Mtb strains and growth conditions

Mtb strain H37Rv was grown at 37 °C in Middlebrook 7H9 containing 0.5% glycerol and supplemented with 10% bovine serum albumin (BSA) – D-dextrose – NaCl (ADN), 0.05% Tween 80. Middlebrook 7H10 medium supplemented with ADN and glycerol was used as solid medium.

REsazurine Microtiter Assay (REMA)

Drug sensitivity was determined using REMA as previously described66. Briefly, frozen stock cultures were grown on solid medium 7H10/ADN. Subsequently, a pre-culture was carried out in 2 ml of liquid medium (7H9/ADN) starting from an OD540 of 0.05. Cultures were then grown up to mid-exponential phase (OD540 0.6–0.8) and then diluted to an OD540 of 0.01. Microplates suitable for fluorescence reading (96-well FluoroNuncTM black flat bottom plates) were used to determine the MIC of each bacterial strain.

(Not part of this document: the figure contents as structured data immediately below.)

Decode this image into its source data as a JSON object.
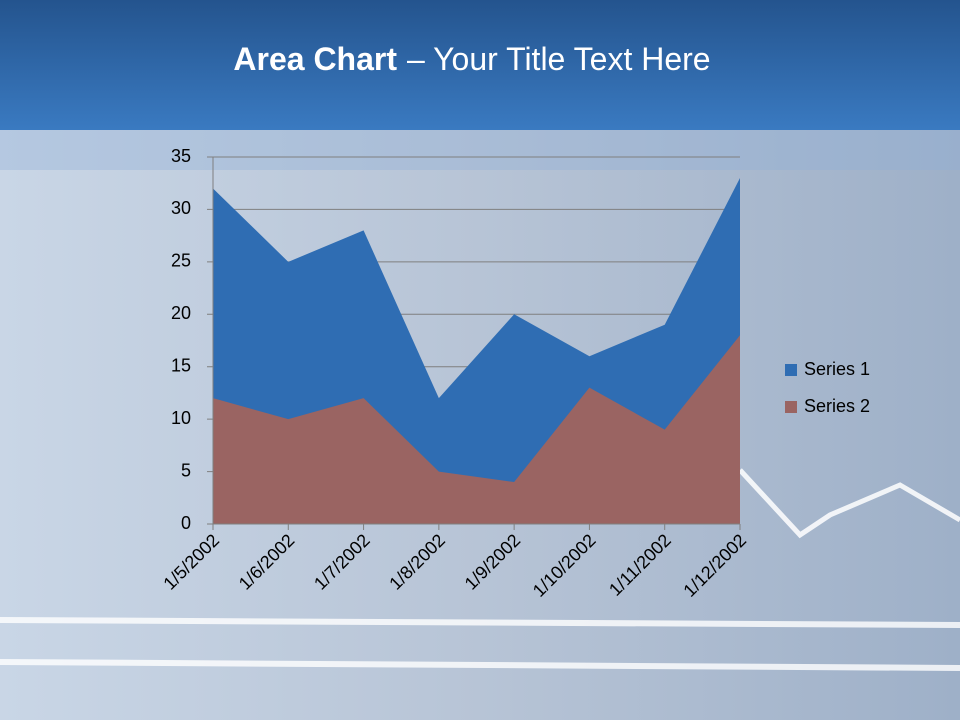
{
  "chart_data": {
    "type": "area",
    "title": {
      "bold": "Area Chart",
      "rest": "– Your Title Text Here"
    },
    "categories": [
      "1/5/2002",
      "1/6/2002",
      "1/7/2002",
      "1/8/2002",
      "1/9/2002",
      "1/10/2002",
      "1/11/2002",
      "1/12/2002"
    ],
    "series": [
      {
        "name": "Series 1",
        "color": "#2f6db3",
        "values": [
          32,
          25,
          28,
          12,
          20,
          16,
          19,
          33
        ]
      },
      {
        "name": "Series 2",
        "color": "#9a6462",
        "values": [
          12,
          10,
          12,
          5,
          4,
          13,
          9,
          18
        ]
      }
    ],
    "ylim": [
      0,
      35
    ],
    "yticks": [
      0,
      5,
      10,
      15,
      20,
      25,
      30,
      35
    ],
    "grid": true,
    "legend": "right"
  }
}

Serial dilutions were used to dispense the correct amount of each compound in each well. Each well was than inoculated with a bacterial suspension containing 5 × 104 cfu. The plates thus obtained were sealed and incubated for 1 week at 37 °C. After incubation, 10 µl (10% of final volume) of Alamar-Blue (Invitrogen) was added to each well and the plates, after another day of incubation at 37 °C, were read on a microplate reader (Tecan Infinite 200 Pro) to determine the relative fluorescence (excitation 535 nm and emission 590 nm). For each strain we used a positive control (cells without antibiotic) to determine the maximum fluorescence that could be obtained, and a negative control (medium plus antibiotic without cells).